Background/Purpose: Caspase recruitment domain-containing protein 9 (Card9) is a C-type lectin receptor known for its function in protection against fungal infection and association with human diseases including ankylosing spondylitis and inflammatory bowel disease. Recently, polymorphisms in Card9 were linked to the pathogenesis of a prevalent type of autoimmune arthritis, Rheumatoid arthritis (RA). Here we sought to investigate the role of Card9 in the pathogenesis of arthritis using the genetically susceptible strain of mice (SKG) that develop a T cell-mediated arthritis in response to microbial triggers. Understanding how Card9 affects the pathogenesis of T cell-mediated arthritis will contribute to our understanding of the etiology of RA and development of future therapeutics.

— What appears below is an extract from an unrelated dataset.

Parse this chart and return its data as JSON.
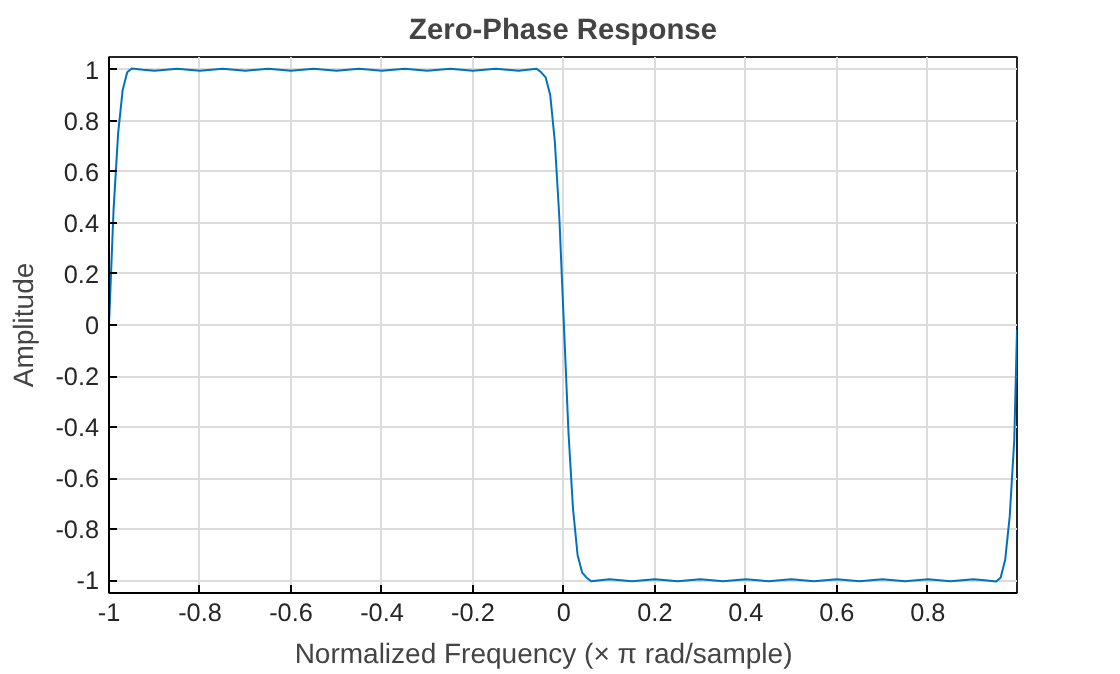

Methods: SKG and Card9^-/-SKG mice housed under specific pathogen-free conditions were intraperitoneally injected with zymosan (1.5 mg) at 6-8 wk age, clinically monitored for arthritis, and analyzed histologically for joint pathology. CD4⁺ T cells from ankle-draining (popliteal) lymph nodes were stimulated in vitro with PMA/ionomycin and production of pro-inflammatory cytokines was quantified by intracellular cytokine staining and flow cytometry. For adoptive T cell transfers, splenic CD4⁺ T cells (4×10⁶) purified from na•ve mice by magnetic positive selection were intravenously injected into lymphopenic nude (nu/nu) recipients who were injected 24h later with zymosan. Three independent experiments were performed (n=5-6 mice/genotype), and data analyzed using non-parametric statistics.

Results: To investigate the role of Card9 in arthritis we created Card9-deficient SKG (Card9^-/- SKG) mice. In stark contrast to SKG mice that develop chronic arthritis following zymosan injection, Card9^-/-SKG mice developed no detectable arthritis. Further examination of the popliteal lymph nodes showed reduced numbers of CD4⁺, CD8⁺, and CD4^–CD8^– T cells and decreased total numbers of pro-inflammatory CD4⁺ T effector cells including; Th17, Th1, and Th22. Although Card9^-/-SKG had reduced T cell responses and no arthritis there was still a substantial induction in Th17, Th22, and Th1 responses relative to na•ve SKG and Card9^-/-SKG mice. Furthermore, Card9-deficiency did not affect the arthritogenic capacity of SKG T cells as adoptive transfer of CD4⁺ T cells from na•ve Card9^-/-SKG or na•ve SKG mice into T cell-deplete nude recipients resulted in equal levels of arthritis. These data indicate that Card9 expression is required for the development of arthritis in SKG mice but not for the induction of a pro-inflammatory T effector response.

Conclusion: These findings identify Card9 as an essential mediator of arthritis induced by environmental microbial β-glucans (zymosan) in SKG mice and imply that Card9 positively regulates the magnitude of pathogenic T cell responses and ankle/joint inflammation in SKG mice. Understanding the immunological mechanism by which Card9 controls arthritis will contribute to our understanding of how the environment influences development of autoimmunity in genetically predisposed individuals.